Michael Morris’s “Mad About the Boy” opens with Bridget a widow of four years — happiness is always fleeting, a bittersweet undercurrent that anchors those generally buoyant movies.
She is as messy and disheveled as ever, the kind of mom who sets pasta on fire and lets her young children (Mila Jankovic and Casper Knopf) run the house. Fortunately, she still has the same supporting friends (James Callis, Shirley Henderson and Sally Phillips). She also continues to hang out with the suave playboy Daniel Cleaver, portrayed, as always, by Hugh Grant — how the Bridget Jones movies have, over the years, handled this now unpalatable type qualifies as magic of the highest order. And blessedly, Emma Thompson pops back as Bridget’s gynecologist, pronouncing “syphilis” in a way that deserves to start a thousand TikTok memes.

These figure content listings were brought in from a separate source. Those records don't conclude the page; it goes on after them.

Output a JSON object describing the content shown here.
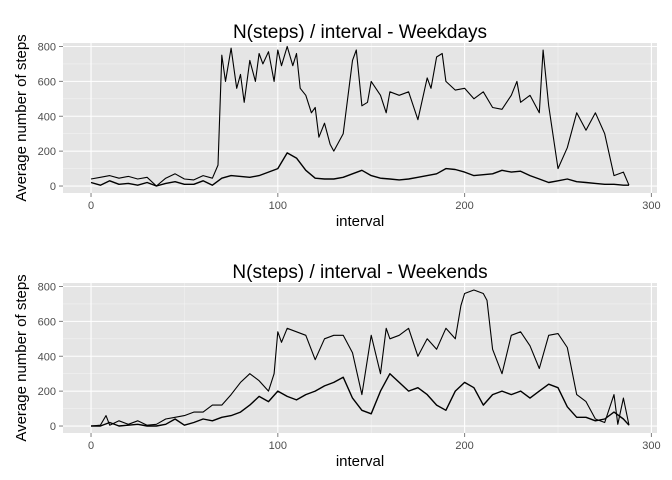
{
  "chart_data": [
    {
      "type": "line",
      "title": "N(steps) / interval - Weekdays",
      "xlabel": "interval",
      "ylabel": "Average number of steps",
      "xlim": [
        -15,
        303
      ],
      "ylim": [
        -40,
        820
      ],
      "x_ticks": [
        0,
        100,
        200,
        300
      ],
      "y_ticks": [
        0,
        200,
        400,
        600,
        800
      ],
      "grid": true,
      "legend": "none",
      "line_color": "#000000",
      "x": [
        0,
        5,
        10,
        15,
        20,
        25,
        30,
        35,
        40,
        45,
        50,
        55,
        60,
        65,
        70,
        75,
        80,
        85,
        90,
        95,
        100,
        105,
        110,
        115,
        120,
        125,
        130,
        135,
        140,
        145,
        150,
        155,
        160,
        165,
        170,
        175,
        180,
        185,
        190,
        195,
        200,
        205,
        210,
        215,
        220,
        225,
        230,
        235,
        240,
        245,
        250,
        255,
        260,
        265,
        270,
        275,
        280,
        285,
        288
      ],
      "series": [
        {
          "x": [
            0,
            5,
            10,
            15,
            20,
            25,
            30,
            35,
            40,
            45,
            50,
            55,
            60,
            65,
            70,
            75,
            80,
            85,
            90,
            95,
            100,
            105,
            110,
            115,
            120,
            125,
            130,
            135,
            140,
            145,
            150,
            155,
            160,
            165,
            170,
            175,
            180,
            185,
            190,
            195,
            200,
            205,
            210,
            215,
            220,
            225,
            230,
            235,
            240,
            245,
            250,
            255,
            260,
            265,
            270,
            275,
            280,
            285,
            288
          ],
          "values": [
            20,
            5,
            30,
            10,
            15,
            5,
            20,
            0,
            15,
            25,
            10,
            10,
            30,
            5,
            45,
            60,
            55,
            50,
            60,
            80,
            100,
            190,
            160,
            90,
            45,
            40,
            40,
            50,
            70,
            90,
            60,
            45,
            40,
            35,
            40,
            50,
            60,
            70,
            100,
            95,
            80,
            60,
            65,
            70,
            90,
            80,
            85,
            60,
            40,
            20,
            30,
            40,
            25,
            20,
            15,
            10,
            10,
            5,
            5
          ]
        },
        {
          "x": [
            0,
            5,
            10,
            15,
            20,
            25,
            30,
            35,
            40,
            45,
            50,
            55,
            60,
            65,
            68,
            70,
            72,
            75,
            78,
            80,
            82,
            85,
            88,
            90,
            92,
            95,
            98,
            100,
            102,
            105,
            108,
            110,
            112,
            115,
            118,
            120,
            122,
            125,
            128,
            130,
            135,
            140,
            142,
            145,
            148,
            150,
            155,
            158,
            160,
            165,
            170,
            175,
            180,
            182,
            185,
            188,
            190,
            195,
            200,
            205,
            210,
            215,
            220,
            225,
            228,
            230,
            235,
            240,
            242,
            245,
            250,
            255,
            260,
            265,
            270,
            275,
            280,
            285,
            288
          ],
          "values": [
            40,
            50,
            60,
            45,
            55,
            40,
            50,
            0,
            45,
            70,
            40,
            35,
            60,
            45,
            120,
            750,
            600,
            790,
            560,
            640,
            480,
            720,
            600,
            760,
            700,
            770,
            600,
            780,
            690,
            800,
            690,
            760,
            560,
            520,
            420,
            450,
            280,
            360,
            240,
            200,
            300,
            720,
            780,
            460,
            480,
            600,
            520,
            420,
            540,
            520,
            540,
            380,
            620,
            560,
            740,
            760,
            600,
            550,
            560,
            500,
            540,
            450,
            440,
            520,
            600,
            480,
            520,
            420,
            780,
            460,
            100,
            220,
            420,
            320,
            420,
            300,
            60,
            80,
            5
          ]
        }
      ]
    },
    {
      "type": "line",
      "title": "N(steps) / interval - Weekends",
      "xlabel": "interval",
      "ylabel": "Average number of steps",
      "xlim": [
        -15,
        303
      ],
      "ylim": [
        -40,
        820
      ],
      "x_ticks": [
        0,
        100,
        200,
        300
      ],
      "y_ticks": [
        0,
        200,
        400,
        600,
        800
      ],
      "grid": true,
      "legend": "none",
      "line_color": "#000000",
      "series": [
        {
          "x": [
            0,
            5,
            10,
            15,
            20,
            25,
            30,
            35,
            40,
            45,
            50,
            55,
            60,
            65,
            70,
            75,
            80,
            85,
            90,
            95,
            100,
            105,
            110,
            115,
            120,
            125,
            130,
            135,
            140,
            145,
            150,
            155,
            160,
            165,
            170,
            175,
            180,
            185,
            190,
            195,
            200,
            205,
            210,
            215,
            220,
            225,
            230,
            235,
            240,
            245,
            250,
            255,
            260,
            265,
            270,
            275,
            280,
            285,
            288
          ],
          "values": [
            0,
            0,
            20,
            0,
            5,
            10,
            0,
            0,
            10,
            40,
            5,
            20,
            40,
            30,
            50,
            60,
            80,
            120,
            170,
            140,
            200,
            170,
            150,
            180,
            200,
            230,
            250,
            280,
            160,
            90,
            70,
            200,
            300,
            250,
            200,
            220,
            180,
            120,
            90,
            200,
            250,
            220,
            120,
            180,
            200,
            180,
            200,
            160,
            200,
            240,
            220,
            110,
            50,
            50,
            30,
            40,
            80,
            40,
            5
          ]
        },
        {
          "x": [
            0,
            5,
            8,
            10,
            15,
            20,
            25,
            30,
            35,
            40,
            45,
            50,
            55,
            60,
            65,
            70,
            75,
            80,
            85,
            90,
            95,
            98,
            100,
            102,
            105,
            110,
            115,
            120,
            125,
            130,
            135,
            140,
            145,
            150,
            155,
            158,
            160,
            165,
            170,
            175,
            180,
            185,
            190,
            195,
            198,
            200,
            205,
            210,
            212,
            215,
            220,
            225,
            230,
            235,
            240,
            245,
            250,
            255,
            260,
            265,
            270,
            275,
            280,
            282,
            285,
            288
          ],
          "values": [
            0,
            5,
            60,
            5,
            30,
            10,
            30,
            5,
            10,
            40,
            50,
            60,
            80,
            80,
            120,
            120,
            180,
            250,
            300,
            260,
            200,
            300,
            540,
            480,
            560,
            540,
            520,
            380,
            500,
            520,
            520,
            420,
            180,
            520,
            300,
            560,
            500,
            520,
            560,
            400,
            500,
            440,
            560,
            500,
            690,
            760,
            780,
            760,
            720,
            440,
            300,
            520,
            540,
            460,
            330,
            520,
            530,
            450,
            180,
            140,
            40,
            20,
            180,
            10,
            160,
            5
          ]
        }
      ]
    }
  ]
}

Still, it’s time for Bridget to move on and make the most of her 50s. In short order, she falls into the toned arms of the 29-year-old Roxster McDuff (Leo Woodall, “The White Lotus”), who rescues her from an ill-fated attempt to climb a tree — one of many instances of slapstick in the movie, a wise decision considering Zellweger’s expert physical comedy.
As usual for the series, another man hovers on the periphery. Where Roxster is described as a “tree Adonis,” the science teacher Mr. Wallaker is called a “whistle-obsessed fascist.” This is a suspense-free recycling of the old Mark-Daniel antagonism, but nobody will complain, especially since Mr. Wallaker is played by a Chiwetel Ejiofor so effortlessly charming, you wonder why it took so long for him to land a lead in a rom-com.
“Mad About the Boy” is fairly fleet-footed when dealing with another franchise perennial: Bridget’s — and by extension, fairly or not, Zellweger’s — relationship with her body. This manifests most visibly in a lip-serum injection gone awry, but somehow the film sticks the landing after what could have been an uncomfortable pirouette.
Almost a quarter of a century in, the Bridget Jones movies are coalescing into an evocative portrayal of a character coming to terms with both her imperfections and her strengths in real time, a bit like François Truffaut’s Antoine Doinel series, which followed that character from teenage truant in “The 400 Blows” (1959) to newly divorced man in “Love on the Run” (1979). I’m now looking forward to seeing Bridget as a madcap grandmother.